A pied.

Publié le 2 Juin 2019

Ma voiture est en panne. Je lui en ai fait voir à la Titine... Je me souviens de notre rencontre il y a 7 ans déjà, peu de temps après un accident.

J'avais à l'époque, déjà, une Peugeot 206 grise ; champagne pour être plus précise, couleur trop cool. Les pannes commençaient à se succéder. Je m'entendais souvent dire : "Quand j'aurais des sous, je la changerais." Il valait mieux dire : "Quand elle s'émiettera entre mes mains, je la changerais" car, chaque mois, une dépense impromptue faisait son apparition. 

Cela faisait environ un mois que j'avais accouché du second. J'avais une mine tellement affreuse que même mes baby-locks fuyaient mon visage. Mes dreads étaient de toutes les longueurs et épaisseurs. Elles se tordaient dans tous les sens, fourchues de la racine à la cime. Mon corps qui subissait de plein fouet les effets de l'ocytocine et de la prolactine était impossible à tonifier. Je me sentais mal.

J'avais décidé ce jour-là de profiter de la présence de mes beaux-parents pour me faire une beauté. Mamie était enchantée. Tout le monde m’encourageait (étais-je donc vraiment si laide?) Ils m'avaient promis que tout irait bien, qu'ils avaient élevé trois enfants, que papa serait aussi content de passer du temps avec bébé et se faire la main, qu'il fallait de temps en temps se séparer, penser à la reprise du boulot etc.

Cela faisait tout drôle de reprendre la route seule. 

En ouvrant la porte vitrée du salon de coiffure, l'odeur familière d'encens m'a sûrement fait sourire. La coiffeuse aux dreads bicolores m'accueillit en me demandant l'heure de mon rendez-vous. Elle m'a ensuite offert un siège pour patienter. Il y avait deux coiffeuses et trois clientes. Serviette sur les épaules, la première avait les cheveux qui trempaient dans une mixture à base d’aloès. Une autre finissait ses vanilles. Les nattes à deux mèches entrelacées caressaient ses épaules. La troisième en aurait sûrement pour tout l'après midi. Son paquet d'immenses locks était ramené sur le dessus de son crane. Comme par magie, on voyait chaque mèche se transformer en une impeccable liane entre les mains expertes d'une femme en turban.

J'ai feuilleté quelques minutes un magasine mais le spectacle des coiffures et les conversations étaient tellement plus intéressant. Conseils pour l'entretien des cheveux avec des éléments naturels, actualité, famille les sujets se succédaient.

Les murs orangés étaient ornés de tableaux et de masques africains. Une branche vernie tendait des colliers de graines et de coquillages. Ici des étoles en Wax et là quelques sacs en cuir et en jute.

Mon tour est vite arrivé. La coiffeuse a admiré la pousse rapide de mes cheveux :

- C'est la grossesse qui les fait pousser ! avait-elle dit.

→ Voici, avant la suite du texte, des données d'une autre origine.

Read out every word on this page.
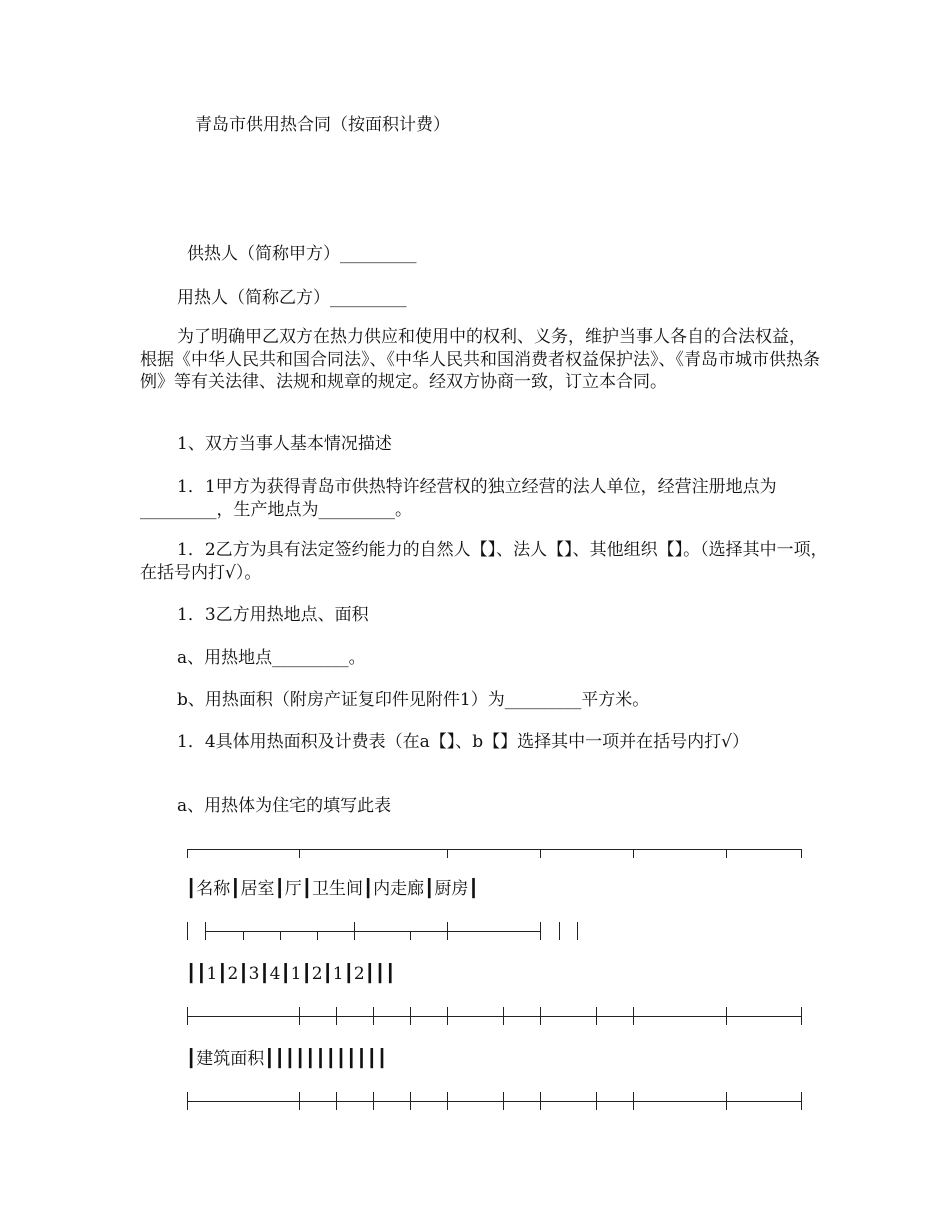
青岛市供用热合同（按面积计费）
供热人（简称甲方）_________
用热人（简称乙方）_________
为了明确甲乙双方在热力供应和使用中的权利、义务，维护当事人各自的合法权益，根据《中华人民共和国合同法》、《中华人民共和国消费者权益保护法》、《青岛市城市供热条例》等有关法律、法规和规章的规定。经双方协商一致，订立本合同。
1、双方当事人基本情况描述
1．1甲方为获得青岛市供热特许经营权的独立经营的法人单位，经营注册地点为_________，生产地点为_________。
1．2乙方为具有法定签约能力的自然人【】、法人【】、其他组织【】。（选择其中一项，在括号内打√）。
1．3乙方用热地点、面积
a、用热地点_________。
b、用热面积（附房产证复印件见附件1）为_________平方米。
1．4具体用热面积及计费表（在a【】、b【】选择其中一项并在括号内打√）
a、用热体为住宅的填写此表
┃名称┃居室┃厅┃卫生间┃内走廊┃厨房┃
┃┃1┃2┃3┃4┃1┃2┃1┃2┃┃┃
┃建筑面积┃┃┃┃┃┃┃┃┃┃┃┃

Shampoing, soin, twistage, casque, coiffure. En sortant j'avais bien perdu dix ans. J'étais calme et détendue

Sur le chemin du retour, je pensais à mon gamin, j'espérais qu'il n'avait pas trop brayé et qu'il avait su se passer de moi ou plutôt de mes nichons. J'avais hâte de rentrer et de me le réconforter.

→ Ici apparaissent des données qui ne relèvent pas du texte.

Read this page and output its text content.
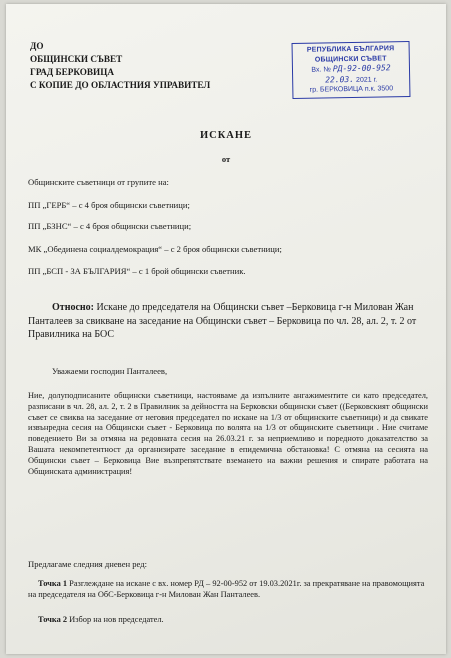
ДО
ОБЩИНСКИ СЪВЕТ
ГРАД БЕРКОВИЦА
С КОПИЕ ДО ОБЛАСТНИЯ УПРАВИТЕЛ
РЕПУБЛИКА БЪЛГАРИЯ
ОБЩИНСКИ СЪВЕТ
Вх. № РД-92-00-952
22.03. 2021 г.
гр. БЕРКОВИЦА п.к. 3500
ИСКАНЕ
от
Общинските съветници от групите на:
ПП „ГЕРБ“ – с 4 броя общински съветници;
ПП „БЗНС“ – с 4 броя общински съветници;
МК „Обединена социалдемокрация“ – с 2 броя общински съветници;
ПП „БСП - ЗА БЪЛГАРИЯ“ – с 1 брой общински съветник.
Относно: Искане до председателя на Общински съвет –Берковица г-н Милован Жан Панталеев за свикване на заседание на Общински съвет – Берковица по чл. 28, ал. 2, т. 2 от Правилника на БОС
Уважаеми господин Панталеев,
Ние, долуподписаните общински съветници, настояваме да изпълните ангажиментите си като председател, разписани в чл. 28, ал. 2, т. 2 в Правилник за дейността на Берковски общински съвет ((Берковският общински съвет се свиква на заседание от неговия председател по искане на 1/3 от общинските съветници) и да свикате извънредна сесия на Общински съвет - Берковица по волята на 1/3 от общинските съветници . Ние считаме поведението Ви за отмяна на редовната сесия на 26.03.21 г. за неприемливо и поредното доказателство за Вашата некомпетентност да организирате заседание в епидемична обстановка! С отмяна на сесията на Общински съвет – Берковица Вие възпрепятствате вземането на важни решения и спирате работата на Общинската администрация!
Предлагаме следния дневен ред:
Точка 1 Разглеждане на искане с вх. номер РД – 92-00-952 от 19.03.2021г. за прекратяване на правомощията на председателя на ОбС-Берковица г-н Милован Жан Панталеев.
Точка 2 Избор на нов председател.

Le fil de mes pensées est alors interrompu par un ralentissement inhabituel sur une route toute droite. Je vois, devant la voiture qui me précède un feu tricolore temporaire en lien avec de discrets travaux. Je m'arrête doucement quand j'entends un grand bruit suivit d'une grosse secousse. Ma tête dodeline comme celle des sujets que l'on voyait avant sur la plage arrière des voitures. L'air bag me frappe le visage et mon siège fait un léger déplacement vers l'avant. Le choc résonne dans mes hanches et mon dos réveillant les douleurs récemment endormies de l'accouchement.

Puis, plus rien. Rien à droite, ni à gauche. Je me demande ce qui s'est passée, tout est presque normal autour de moi. Au rétro, la voiture arrière est un peu trop proche. Je comprends alors qu'elle m'est rentrée dedans. Une tête grisonnante est posée sur le volant. Je descends :

- Monsieur ça va ?

Il bouge il est juste sonné. Il porte des lunettes et doit avoir une soixantaine d'années. Il descends de sa Partner nous constatons les parties complètement défoncées de nos deux véhicules. Il se confond en excuse. Il dit qu'il ne m'a pas vu m'arrêter. Il n'a pas compris. Je me demande s'il ne s'est pas endormi au volant bien qu'il soit environ 16h. Il ne sent pas l'alcool, il est simplement sonné. Un homme, plus jeune sort, de la voiture avant. Il semble contrarié. Il regarde l'arrière de sa voiture. Je m'approche de lui. Il me dit :

- Vous pouvez tout de même regarder devant vous ! Qu'est ce qui s'est passé?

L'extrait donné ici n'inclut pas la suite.